We consider the problem of finding the best affine line approximation for a given set of samples \(\block{p_i}_{i\leq k}\). More precisely, we look for the line origin \(x\) and direction \(n\), with \(\norm{n}=1\), that solves the following minimization problem:
\[\argmin{D} \quad \half\sum_{i=0}^k \norm{p_i - \pi_D\block{p_i}}^2\]where \(\pi_D(y)\) is the orthogonal projection of \(y\) on our line \(D = (x, n)\). In other words, we seek to minimize the squared norm of the residuals. A bit of algebra quickly shows that the projection can be expressed as:
\[\pi_D(y) = x + nn^T(y - x)\]Moreover, the projection being orthogonal, the residual squared norm satisfies:
\[\norm{y - \pi_D(y)}^2 = \norm{y - x}^2 + \norm{nn^T(y - x)}^2\]by Pythagore’s theorem. We may rewrite our minimization problem as:
\[\argmin{x, \norm{n}^2 = 1} \quad \half\sum_{i=0}^k \norm{x - p_i}^2 - \block{x - p_i}n^Tn \block{x - p_i}\]At this point it is worth noting that our line parametrization is redundant since translating \(x\) by any amount of \(n\) yields the same line. This reflects on our cost function, meaning that we should provide an extra condition on \(x^T n\) if we desire a unique solution.

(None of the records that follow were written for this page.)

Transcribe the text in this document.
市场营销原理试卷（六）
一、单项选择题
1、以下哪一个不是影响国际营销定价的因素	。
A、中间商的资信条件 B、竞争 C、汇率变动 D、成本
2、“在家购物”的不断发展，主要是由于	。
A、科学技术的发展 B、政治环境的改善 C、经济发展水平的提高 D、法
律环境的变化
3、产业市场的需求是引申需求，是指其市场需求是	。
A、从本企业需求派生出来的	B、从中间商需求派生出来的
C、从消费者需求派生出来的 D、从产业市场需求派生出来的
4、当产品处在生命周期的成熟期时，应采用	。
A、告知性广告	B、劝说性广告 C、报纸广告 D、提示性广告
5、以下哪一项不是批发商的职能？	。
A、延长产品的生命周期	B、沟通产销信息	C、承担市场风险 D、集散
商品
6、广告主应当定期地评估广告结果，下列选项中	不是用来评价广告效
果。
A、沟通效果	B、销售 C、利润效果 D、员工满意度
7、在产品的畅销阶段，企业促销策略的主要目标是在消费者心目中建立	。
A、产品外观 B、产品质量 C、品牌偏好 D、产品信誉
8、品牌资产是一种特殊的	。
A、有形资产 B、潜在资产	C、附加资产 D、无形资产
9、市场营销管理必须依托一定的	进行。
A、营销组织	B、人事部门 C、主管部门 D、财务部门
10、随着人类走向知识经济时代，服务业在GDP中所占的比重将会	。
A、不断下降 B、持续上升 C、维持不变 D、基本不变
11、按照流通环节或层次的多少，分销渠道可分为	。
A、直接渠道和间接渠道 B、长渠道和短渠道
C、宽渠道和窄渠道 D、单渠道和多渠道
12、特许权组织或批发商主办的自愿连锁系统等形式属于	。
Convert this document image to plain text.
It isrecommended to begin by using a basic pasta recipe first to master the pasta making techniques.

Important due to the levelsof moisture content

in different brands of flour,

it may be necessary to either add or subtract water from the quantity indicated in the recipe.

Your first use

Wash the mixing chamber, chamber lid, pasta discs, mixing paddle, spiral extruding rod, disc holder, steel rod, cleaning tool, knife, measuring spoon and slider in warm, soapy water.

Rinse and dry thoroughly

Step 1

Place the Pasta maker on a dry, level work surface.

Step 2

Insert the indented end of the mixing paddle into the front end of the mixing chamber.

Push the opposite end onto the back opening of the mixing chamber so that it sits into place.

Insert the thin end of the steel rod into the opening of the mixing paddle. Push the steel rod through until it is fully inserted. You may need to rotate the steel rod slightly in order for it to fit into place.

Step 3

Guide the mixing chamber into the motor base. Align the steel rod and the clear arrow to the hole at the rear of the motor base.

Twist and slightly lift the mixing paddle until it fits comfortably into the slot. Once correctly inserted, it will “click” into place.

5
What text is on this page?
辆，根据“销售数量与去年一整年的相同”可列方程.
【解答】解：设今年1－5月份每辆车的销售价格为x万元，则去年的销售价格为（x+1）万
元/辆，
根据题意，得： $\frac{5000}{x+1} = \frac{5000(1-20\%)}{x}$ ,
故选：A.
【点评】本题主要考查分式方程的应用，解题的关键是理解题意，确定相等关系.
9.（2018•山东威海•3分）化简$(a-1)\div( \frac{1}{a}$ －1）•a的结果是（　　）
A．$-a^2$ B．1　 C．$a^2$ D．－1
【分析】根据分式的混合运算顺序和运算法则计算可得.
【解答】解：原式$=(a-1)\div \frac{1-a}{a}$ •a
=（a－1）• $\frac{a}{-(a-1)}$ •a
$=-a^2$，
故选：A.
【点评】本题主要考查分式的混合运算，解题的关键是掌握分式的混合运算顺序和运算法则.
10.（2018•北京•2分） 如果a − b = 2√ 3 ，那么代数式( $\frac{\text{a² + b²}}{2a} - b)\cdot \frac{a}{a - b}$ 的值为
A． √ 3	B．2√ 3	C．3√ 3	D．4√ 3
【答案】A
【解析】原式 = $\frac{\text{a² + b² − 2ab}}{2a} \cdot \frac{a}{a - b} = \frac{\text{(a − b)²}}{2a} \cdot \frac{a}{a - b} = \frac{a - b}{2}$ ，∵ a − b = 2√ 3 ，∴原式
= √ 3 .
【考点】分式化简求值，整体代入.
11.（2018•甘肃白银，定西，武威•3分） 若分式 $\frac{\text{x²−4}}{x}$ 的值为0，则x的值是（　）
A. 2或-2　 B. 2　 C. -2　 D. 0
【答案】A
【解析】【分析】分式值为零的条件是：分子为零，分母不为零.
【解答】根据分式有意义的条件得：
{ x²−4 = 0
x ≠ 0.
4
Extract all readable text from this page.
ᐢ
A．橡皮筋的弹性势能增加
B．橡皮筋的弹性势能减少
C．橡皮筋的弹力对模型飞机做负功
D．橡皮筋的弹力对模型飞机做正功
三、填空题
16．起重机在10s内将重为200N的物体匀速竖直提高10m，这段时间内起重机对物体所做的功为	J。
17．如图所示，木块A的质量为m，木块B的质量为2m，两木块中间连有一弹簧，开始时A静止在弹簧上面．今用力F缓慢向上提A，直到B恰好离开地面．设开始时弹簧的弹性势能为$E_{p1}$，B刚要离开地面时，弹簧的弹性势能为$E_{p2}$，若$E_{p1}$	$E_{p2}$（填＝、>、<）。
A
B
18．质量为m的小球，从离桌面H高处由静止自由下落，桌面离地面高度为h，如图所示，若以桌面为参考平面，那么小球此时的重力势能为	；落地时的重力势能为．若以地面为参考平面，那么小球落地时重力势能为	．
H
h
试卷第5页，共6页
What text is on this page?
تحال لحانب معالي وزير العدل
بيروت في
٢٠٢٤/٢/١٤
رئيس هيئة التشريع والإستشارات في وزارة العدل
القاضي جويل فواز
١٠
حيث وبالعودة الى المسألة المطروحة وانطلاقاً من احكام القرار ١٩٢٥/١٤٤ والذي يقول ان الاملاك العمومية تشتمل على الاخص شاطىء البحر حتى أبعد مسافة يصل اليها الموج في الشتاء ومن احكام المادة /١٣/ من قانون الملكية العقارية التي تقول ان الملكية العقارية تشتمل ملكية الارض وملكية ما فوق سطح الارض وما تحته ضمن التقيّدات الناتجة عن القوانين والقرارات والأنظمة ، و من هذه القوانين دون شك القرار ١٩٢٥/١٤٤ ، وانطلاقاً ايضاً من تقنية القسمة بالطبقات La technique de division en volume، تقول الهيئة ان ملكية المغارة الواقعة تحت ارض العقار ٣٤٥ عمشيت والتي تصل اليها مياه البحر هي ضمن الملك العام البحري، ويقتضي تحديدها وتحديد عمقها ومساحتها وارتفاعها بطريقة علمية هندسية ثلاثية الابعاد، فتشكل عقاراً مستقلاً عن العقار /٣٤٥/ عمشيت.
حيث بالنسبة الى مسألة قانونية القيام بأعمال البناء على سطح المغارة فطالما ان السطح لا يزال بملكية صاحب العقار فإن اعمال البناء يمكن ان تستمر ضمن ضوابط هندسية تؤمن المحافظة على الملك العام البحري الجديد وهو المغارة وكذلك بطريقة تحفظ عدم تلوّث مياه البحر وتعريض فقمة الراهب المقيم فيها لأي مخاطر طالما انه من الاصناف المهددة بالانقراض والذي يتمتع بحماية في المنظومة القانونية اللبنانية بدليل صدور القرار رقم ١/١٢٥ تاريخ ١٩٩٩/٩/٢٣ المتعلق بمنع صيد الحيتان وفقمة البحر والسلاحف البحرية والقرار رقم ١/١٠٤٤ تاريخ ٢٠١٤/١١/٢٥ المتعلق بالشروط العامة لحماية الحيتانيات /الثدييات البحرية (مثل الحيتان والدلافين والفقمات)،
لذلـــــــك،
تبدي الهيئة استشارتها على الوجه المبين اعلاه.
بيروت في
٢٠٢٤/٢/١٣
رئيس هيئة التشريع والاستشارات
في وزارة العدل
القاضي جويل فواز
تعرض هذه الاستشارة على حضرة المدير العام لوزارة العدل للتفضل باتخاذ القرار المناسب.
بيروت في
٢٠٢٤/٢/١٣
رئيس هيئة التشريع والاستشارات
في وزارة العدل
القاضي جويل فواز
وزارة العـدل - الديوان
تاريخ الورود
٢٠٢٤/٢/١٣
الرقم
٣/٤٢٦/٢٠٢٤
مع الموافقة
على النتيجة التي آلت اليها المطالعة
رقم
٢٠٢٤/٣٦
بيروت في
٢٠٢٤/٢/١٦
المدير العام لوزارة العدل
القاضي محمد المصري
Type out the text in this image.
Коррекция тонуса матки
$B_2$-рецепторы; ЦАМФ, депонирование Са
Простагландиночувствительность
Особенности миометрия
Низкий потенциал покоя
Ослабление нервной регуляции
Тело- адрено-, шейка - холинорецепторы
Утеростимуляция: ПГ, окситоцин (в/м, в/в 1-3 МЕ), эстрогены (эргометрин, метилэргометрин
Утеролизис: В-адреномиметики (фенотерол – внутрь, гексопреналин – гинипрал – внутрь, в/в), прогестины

With this in mind, we examine the first-order optimality conditions of the Lagrangian:
\[\LL(x, n, \lambda) = \half\sum_{i=0}^k \block{\norm{x - p_i}^2 - \block{x - p_i}n^Tn \block{x - p_i}} + \lambda^T\block{\norm{n}^2 - 1}\]whose partial derivatives are:
\[\begin{align} \ddd{\LL}{x} &= \sum_i \block{x - p_i}^T + \block{x - p_i}^Tnn^T \\ &= \block{kx - \Sigma_ip_i}^T\block{I - nn^T} \\ \ddd{\LL}{n} &= -n^T \block{x - \Sigma_i p_i}^T\block{x - \Sigma_i p_i} + 2\lambda n^T \\ \ddd{\LL}{\lambda} &= \norm{n}^2 - 1 \\ \end{align}\]The optimality condition \(\ddd{\LL}{x}=0\) tells us that the projection of \(x\) on \(n^\bot\) is that of the mean \(p = \frac{1}{k}\Sigma_i p_i\). As noted before, we may also force its projection on \(n\) without losing generality. We conveniently chose \(x^T n = p^T n\), and obtain that a solution must have \(x = p\). In other words, we just reduced our inital problem to the simpler, following one:
\[\argmin{\norm{n}^2 = 1} \quad \half\sum_{i=0}^k - \block{p - p_i}n^Tn \block{p - p_i}\]whose Lagrangian partial derivatives are:
\[\begin{align} \ddd{\LL}{n} &= -n^T \underbrace{\sum_i\block{p - p_i}^T\block{p - p_i}}_W + 2\lambda n^T \\ \ddd{\LL}{\lambda} &= \norm{n}^2 - 1 \\ \end{align}\]These conditions exactly state that \(n\) must be a normalized eigenvector of the positive semidefinite dispertion matrix \(W\). Our optimization problem is thus reduced to:
\[\argmin{Wn = \lambda n, \norm{n} = 1} \quad -n^TWn = -\lambda\]whose solution is clearly the (normalized) eigenvector of \(W\) corresponding to the largest eigenvalue.